USDA meat inspector furloughs to begin by mid-July, little upset predicted
Worries from meat advocacy groups across the country about meat inspector furloughs may come true this year, leading to spotty meat shortages during the summer and fall, as automatic spending cuts will eliminate $53 million from the USDA’s budget.
Agriculture Undersecretary Elizabeth Hagen told a House Appropriations subcommittee on March 13 that the furloughs, expected to total 11 days before the end of September, were likely to begin in mid-July. None of the days would come consecutively, she added.
The action, which she and Secretary of Agriculture Tom Vilsack say are necessary due to the across-the-board nature of the sequestration cuts, would slow the flow of meat animals and poultry through the slaughter process since plants are not allowed to operate without inspectors being present.
According to the Obama administration, a two-week shutdown of inspections would cost meat packers and processors about $10 billion in production, as meat plants are not allowed to operate without USDA inspection. Additionally, Vilsack marked costs at $400 million in wages for workers in his letter to Senate Appropriations Committee Chairwoman Barbara Mikulski on Feb. 5.
The furloughs, she continued, were designed to affect all areas of the country equally, in order to minimize disruption of the meat industry.
In addition to slowing of the production systems in summer and early fall, all 9,212 U.S. meat safety workers will also be furloughed, including 8,136 “front line” workers. These front line workers include inspectors, lab workers and investigators, said Hagen.
“We will do everything we can to minimize the disruption,” Vilsack was quoted by Bloomberg as saying. “We are looking at a several-month period before furloughs can be implemented.”
Vilsack said the mandated days off without pay would be staggered.
Kansas Republican Kevin Yoder said there was “healthy skepticism” that a five percent cut in USDA’s funds would necessitate such draconian cutbacks.
And Republican Tom Latham, from the large hog and cattle producing state of Iowa, asked, “Have you been told to make it as painful as possible?”
Hagen denied Latham’s accusation, noting that the USDA will continue to look for additional saving options.

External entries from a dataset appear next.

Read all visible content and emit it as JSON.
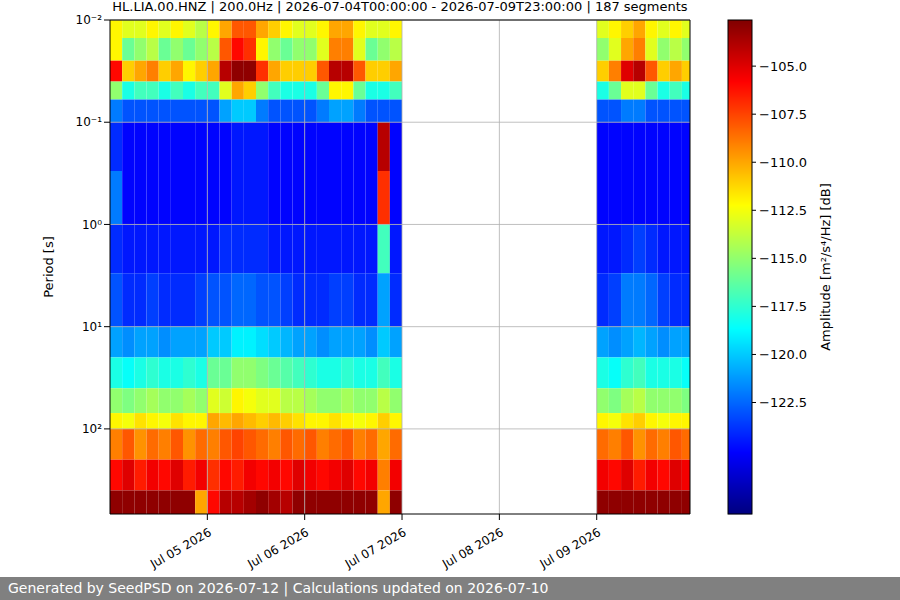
{
  "chart_data": {
    "type": "heatmap",
    "title": "HL.LIA.00.HNZ | 200.0Hz | 2026-07-04T00:00:00 - 2026-07-09T23:00:00 | 187 segments",
    "y_label": "Period [s]",
    "footer": "Generated by SeedPSD on 2026-07-12 | Calculations updated on 2026-07-10",
    "log": "y",
    "grid": true,
    "xlim": [
      "2026-07-04T00:00",
      "2026-07-09T23:00"
    ],
    "xticks": [
      {
        "value": "2026-07-05T00:00",
        "label": "Jul 05 2026"
      },
      {
        "value": "2026-07-06T00:00",
        "label": "Jul 06 2026"
      },
      {
        "value": "2026-07-07T00:00",
        "label": "Jul 07 2026"
      },
      {
        "value": "2026-07-08T00:00",
        "label": "Jul 08 2026"
      },
      {
        "value": "2026-07-09T00:00",
        "label": "Jul 09 2026"
      }
    ],
    "ylim": [
      0.01,
      680
    ],
    "yticks": [
      {
        "value": 0.01,
        "label": "10⁻²"
      },
      {
        "value": 0.1,
        "label": "10⁻¹"
      },
      {
        "value": 1,
        "label": "10⁰"
      },
      {
        "value": 10,
        "label": "10¹"
      },
      {
        "value": 100,
        "label": "10²"
      }
    ],
    "time_bins": [
      "2026-07-04T00:00",
      "2026-07-04T03:00",
      "2026-07-04T06:00",
      "2026-07-04T09:00",
      "2026-07-04T12:00",
      "2026-07-04T15:00",
      "2026-07-04T18:00",
      "2026-07-04T21:00",
      "2026-07-05T00:00",
      "2026-07-05T03:00",
      "2026-07-05T06:00",
      "2026-07-05T09:00",
      "2026-07-05T12:00",
      "2026-07-05T15:00",
      "2026-07-05T18:00",
      "2026-07-05T21:00",
      "2026-07-06T00:00",
      "2026-07-06T03:00",
      "2026-07-06T06:00",
      "2026-07-06T09:00",
      "2026-07-06T12:00",
      "2026-07-06T15:00",
      "2026-07-06T18:00",
      "2026-07-06T21:00",
      "2026-07-07T00:00",
      "2026-07-07T03:00",
      "2026-07-07T06:00",
      "2026-07-07T09:00",
      "2026-07-07T12:00",
      "2026-07-07T15:00",
      "2026-07-07T18:00",
      "2026-07-07T21:00",
      "2026-07-08T00:00",
      "2026-07-08T03:00",
      "2026-07-08T06:00",
      "2026-07-08T09:00",
      "2026-07-08T12:00",
      "2026-07-08T15:00",
      "2026-07-08T18:00",
      "2026-07-08T21:00",
      "2026-07-09T00:00",
      "2026-07-09T03:00",
      "2026-07-09T06:00",
      "2026-07-09T09:00",
      "2026-07-09T12:00",
      "2026-07-09T15:00",
      "2026-07-09T18:00",
      "2026-07-09T21:00",
      "2026-07-09T23:00"
    ],
    "period_bins": [
      0.01,
      0.015,
      0.025,
      0.04,
      0.06,
      0.1,
      0.3,
      1,
      3,
      10,
      20,
      40,
      70,
      100,
      200,
      400,
      680
    ],
    "cells": [
      [
        -112,
        -113,
        -113,
        -112,
        -113,
        -112,
        -113,
        -114,
        -112,
        -110,
        -108,
        -108,
        -110,
        -111,
        -112,
        -113,
        -113,
        -112,
        -110,
        -110,
        -112,
        -113,
        -113,
        -112,
        null,
        null,
        null,
        null,
        null,
        null,
        null,
        null,
        null,
        null,
        null,
        null,
        null,
        null,
        null,
        null,
        -113,
        -112,
        -111,
        -110,
        -112,
        -113,
        -112,
        -113
      ],
      [
        -112,
        -116,
        -115,
        -114,
        -116,
        -115,
        -116,
        -115,
        -114,
        -108,
        -106,
        -107,
        -112,
        -115,
        -116,
        -115,
        -115,
        -113,
        -109,
        -109,
        -113,
        -116,
        -115,
        -114,
        null,
        null,
        null,
        null,
        null,
        null,
        null,
        null,
        null,
        null,
        null,
        null,
        null,
        null,
        null,
        null,
        -115,
        -113,
        -110,
        -109,
        -113,
        -115,
        -114,
        -115
      ],
      [
        -106,
        -111,
        -110,
        -109,
        -111,
        -110,
        -112,
        -111,
        -110,
        -104,
        -103,
        -103,
        -107,
        -110,
        -111,
        -111,
        -111,
        -108,
        -104,
        -104,
        -108,
        -111,
        -111,
        -110,
        null,
        null,
        null,
        null,
        null,
        null,
        null,
        null,
        null,
        null,
        null,
        null,
        null,
        null,
        null,
        null,
        -111,
        -109,
        -105,
        -104,
        -108,
        -111,
        -110,
        -111
      ],
      [
        -115,
        -118,
        -117,
        -117,
        -118,
        -117,
        -118,
        -117,
        -117,
        -113,
        -110,
        -111,
        -115,
        -117,
        -118,
        -118,
        -118,
        -116,
        -112,
        -112,
        -116,
        -118,
        -118,
        -117,
        null,
        null,
        null,
        null,
        null,
        null,
        null,
        null,
        null,
        null,
        null,
        null,
        null,
        null,
        null,
        null,
        -118,
        -116,
        -113,
        -113,
        -116,
        -118,
        -117,
        -118
      ],
      [
        -122,
        -123,
        -123,
        -123,
        -123,
        -123,
        -123,
        -123,
        -123,
        -121,
        -120,
        -120,
        -122,
        -123,
        -123,
        -123,
        -123,
        -122,
        -121,
        -121,
        -122,
        -123,
        -123,
        -123,
        null,
        null,
        null,
        null,
        null,
        null,
        null,
        null,
        null,
        null,
        null,
        null,
        null,
        null,
        null,
        null,
        -123,
        -123,
        -122,
        -122,
        -123,
        -123,
        -123,
        -123
      ],
      [
        -124,
        -125,
        -125,
        -125,
        -125,
        -125,
        -125,
        -125,
        -125,
        -125,
        -124.5,
        -124.5,
        -124.5,
        -125,
        -125,
        -125,
        -125,
        -125,
        -125,
        -125,
        -125,
        -125,
        -104,
        -125,
        null,
        null,
        null,
        null,
        null,
        null,
        null,
        null,
        null,
        null,
        null,
        null,
        null,
        null,
        null,
        null,
        -125,
        -125,
        -125,
        -125,
        -125,
        -125,
        -125,
        -125
      ],
      [
        -122,
        -125,
        -125,
        -125,
        -125,
        -125,
        -125,
        -125,
        -125,
        -125,
        -124.5,
        -124.5,
        -124.5,
        -125,
        -125,
        -125,
        -125,
        -125,
        -125,
        -125,
        -125,
        -125,
        -107,
        -125,
        null,
        null,
        null,
        null,
        null,
        null,
        null,
        null,
        null,
        null,
        null,
        null,
        null,
        null,
        null,
        null,
        -125,
        -125,
        -125,
        -125,
        -125,
        -125,
        -125,
        -125
      ],
      [
        -124,
        -124.5,
        -124.5,
        -124.5,
        -124.5,
        -124.5,
        -124.5,
        -124.5,
        -124.5,
        -124,
        -124,
        -124,
        -124,
        -124.5,
        -124.5,
        -124.5,
        -124.5,
        -124.5,
        -124.5,
        -124.5,
        -124.5,
        -124.5,
        -117,
        -124.5,
        null,
        null,
        null,
        null,
        null,
        null,
        null,
        null,
        null,
        null,
        null,
        null,
        null,
        null,
        null,
        null,
        -124.5,
        -124.5,
        -124,
        -123.5,
        -124,
        -124.5,
        -124.5,
        -124.5
      ],
      [
        -123,
        -124,
        -124,
        -123.5,
        -124,
        -124,
        -124,
        -123.5,
        -123,
        -123,
        -122.5,
        -122.5,
        -123,
        -123,
        -123.5,
        -124,
        -124,
        -124,
        -123.5,
        -123.5,
        -124,
        -124,
        -121,
        -124,
        null,
        null,
        null,
        null,
        null,
        null,
        null,
        null,
        null,
        null,
        null,
        null,
        null,
        null,
        null,
        null,
        -124,
        -123.5,
        -122,
        -122,
        -122.5,
        -123.5,
        -124,
        -124
      ],
      [
        -121,
        -121.5,
        -121,
        -121,
        -121.5,
        -121,
        -121,
        -121,
        -120,
        -120,
        -119,
        -119,
        -119.5,
        -120,
        -120.5,
        -121,
        -121,
        -121.5,
        -121,
        -121,
        -121,
        -121.5,
        -120,
        -121,
        null,
        null,
        null,
        null,
        null,
        null,
        null,
        null,
        null,
        null,
        null,
        null,
        null,
        null,
        null,
        null,
        -121,
        -121.5,
        -121,
        -120.5,
        -121,
        -121.5,
        -121,
        -121
      ],
      [
        -118,
        -118.5,
        -118,
        -117.5,
        -118,
        -118,
        -117.5,
        -118,
        -116,
        -116,
        -115,
        -115,
        -115.5,
        -116,
        -116.5,
        -117,
        -117.5,
        -118,
        -118,
        -117.5,
        -118,
        -118,
        -117,
        -118,
        null,
        null,
        null,
        null,
        null,
        null,
        null,
        null,
        null,
        null,
        null,
        null,
        null,
        null,
        null,
        null,
        -118,
        -118.5,
        -117.5,
        -117,
        -118,
        -118,
        -118,
        -118.5
      ],
      [
        -115,
        -115.5,
        -115,
        -114.5,
        -115,
        -115,
        -114.5,
        -115,
        -113,
        -113.5,
        -112,
        -112.5,
        -113,
        -113,
        -114,
        -114,
        -114.5,
        -115,
        -115,
        -114.5,
        -115,
        -115,
        -114,
        -115,
        null,
        null,
        null,
        null,
        null,
        null,
        null,
        null,
        null,
        null,
        null,
        null,
        null,
        null,
        null,
        null,
        -115,
        -115.5,
        -114.5,
        -114,
        -115,
        -115,
        -115,
        -115.5
      ],
      [
        -112,
        -112.5,
        -111.5,
        -112,
        -112.5,
        -111.5,
        -112,
        -112,
        -110,
        -110.5,
        -110,
        -110.5,
        -111,
        -110.5,
        -111,
        -111.5,
        -112,
        -112,
        -111.5,
        -112,
        -112.5,
        -112,
        -111,
        -112,
        null,
        null,
        null,
        null,
        null,
        null,
        null,
        null,
        null,
        null,
        null,
        null,
        null,
        null,
        null,
        null,
        -112,
        -112.5,
        -111.5,
        -111,
        -112,
        -112.5,
        -112,
        -112
      ],
      [
        -109,
        -108,
        -109.5,
        -108.5,
        -109,
        -108,
        -109.5,
        -108.5,
        -109,
        -108,
        -107.5,
        -108,
        -108.5,
        -109,
        -108,
        -108.5,
        -108,
        -109,
        -108.5,
        -108,
        -109,
        -108.5,
        -110,
        -108.5,
        null,
        null,
        null,
        null,
        null,
        null,
        null,
        null,
        null,
        null,
        null,
        null,
        null,
        null,
        null,
        null,
        -108.5,
        -109,
        -108,
        -109.5,
        -108.5,
        -109,
        -108,
        -108.5
      ],
      [
        -106,
        -105,
        -106.5,
        -105.5,
        -106,
        -105,
        -106.5,
        -105.5,
        -107,
        -106,
        -106.5,
        -105.5,
        -106,
        -105.5,
        -106,
        -105,
        -105.5,
        -106,
        -105.5,
        -105,
        -106,
        -105.5,
        -109,
        -105.5,
        null,
        null,
        null,
        null,
        null,
        null,
        null,
        null,
        null,
        null,
        null,
        null,
        null,
        null,
        null,
        null,
        -105.5,
        -106,
        -105,
        -106.5,
        -105.5,
        -106,
        -105,
        -105.5
      ],
      [
        -103,
        -103,
        -103,
        -103,
        -103,
        -103,
        -103,
        -110,
        -106,
        -104,
        -104,
        -103.5,
        -103,
        -103.5,
        -104,
        -103,
        -103,
        -103,
        -103,
        -103,
        -103,
        -103,
        -110,
        -103,
        null,
        null,
        null,
        null,
        null,
        null,
        null,
        null,
        null,
        null,
        null,
        null,
        null,
        null,
        null,
        null,
        -103,
        -103,
        -103,
        -103,
        -103,
        -103,
        -103,
        -103
      ]
    ],
    "colorbar": {
      "label": "Amplitude [m²/s⁴/Hz] [dB]",
      "range": [
        -128.3,
        -102.6
      ],
      "ticks": [
        {
          "value": -105,
          "label": "−105.0"
        },
        {
          "value": -107.5,
          "label": "−107.5"
        },
        {
          "value": -110,
          "label": "−110.0"
        },
        {
          "value": -112.5,
          "label": "−112.5"
        },
        {
          "value": -115,
          "label": "−115.0"
        },
        {
          "value": -117.5,
          "label": "−117.5"
        },
        {
          "value": -120,
          "label": "−120.0"
        },
        {
          "value": -122.5,
          "label": "−122.5"
        }
      ]
    }
  }
}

If they are found, she added, the number of furlough days could be reduced.
Meat producers, from beef to poultry, are also worried about the potential impact of a furlough.
“Possible cutbacks in these areas create the potential for delays in transporting Canadian meat and meat products into the U.S.; for sales of Canadian exports of food products to the U.S. market; and in import of agricultural products and livestock from Canada,” said the Canadian Cattlemen’s Association, noting that they will continue to monitor the situation.

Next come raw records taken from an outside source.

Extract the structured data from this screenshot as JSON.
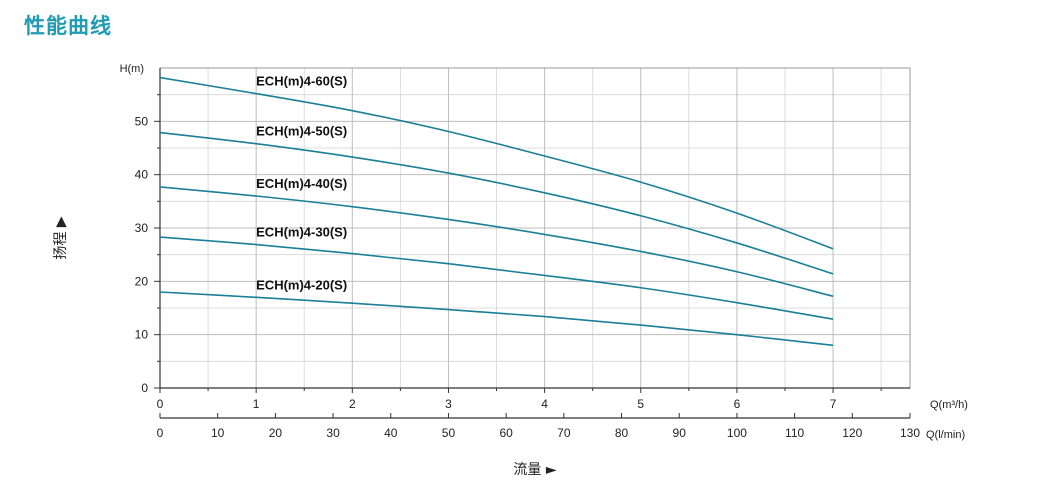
{
  "page": {
    "title": "性能曲线"
  },
  "chart_data": {
    "type": "line",
    "ylabel": "扬程 ▶",
    "xlabel": "流量 ►",
    "y_unit": "H(m)",
    "x_unit_primary": "Q(m³/h)",
    "x_unit_secondary": "Q(l/min)",
    "ylim": [
      0,
      60
    ],
    "yticks": [
      0,
      10,
      20,
      30,
      40,
      50
    ],
    "xlim": [
      0,
      7.8
    ],
    "xticks": [
      0,
      1,
      2,
      3,
      4,
      5,
      6,
      7
    ],
    "x2lim": [
      0,
      130
    ],
    "x2ticks": [
      0,
      10,
      20,
      30,
      40,
      50,
      60,
      70,
      80,
      90,
      100,
      110,
      120,
      130
    ],
    "grid": true,
    "colors": {
      "line": "#1a7f98",
      "grid": "#bdbdbd",
      "axis": "#333333",
      "title": "#1f9bb4"
    },
    "series": [
      {
        "name": "ECH(m)4-60(S)",
        "x": [
          0,
          1,
          2,
          3,
          4,
          5,
          6,
          7
        ],
        "y": [
          58.2,
          55.2,
          52.0,
          48.1,
          43.5,
          38.6,
          32.8,
          26.1
        ]
      },
      {
        "name": "ECH(m)4-50(S)",
        "x": [
          0,
          1,
          2,
          3,
          4,
          5,
          6,
          7
        ],
        "y": [
          47.9,
          45.8,
          43.3,
          40.3,
          36.6,
          32.3,
          27.2,
          21.4
        ]
      },
      {
        "name": "ECH(m)4-40(S)",
        "x": [
          0,
          1,
          2,
          3,
          4,
          5,
          6,
          7
        ],
        "y": [
          37.7,
          36.0,
          34.0,
          31.6,
          28.8,
          25.6,
          21.8,
          17.2
        ]
      },
      {
        "name": "ECH(m)4-30(S)",
        "x": [
          0,
          1,
          2,
          3,
          4,
          5,
          6,
          7
        ],
        "y": [
          28.3,
          26.9,
          25.2,
          23.3,
          21.1,
          18.8,
          16.0,
          12.9
        ]
      },
      {
        "name": "ECH(m)4-20(S)",
        "x": [
          0,
          1,
          2,
          3,
          4,
          5,
          6,
          7
        ],
        "y": [
          18.0,
          17.0,
          15.9,
          14.7,
          13.4,
          11.8,
          10.0,
          8.0
        ]
      }
    ]
  }
}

According to CME Group, a manufactured slowdown in the flow of animals to slaughter would likely have a larger impact on the value of animals by first backing them up on farms and secondly causing production to increase due to additional weight.
“The number of animals in the pipeline is pretty much set,” said CME Group. “Slowing the rate at which they are removed means more product, not less, and we fear that that means lower prices for producers. But it’s hard to scare consumers with that threat.”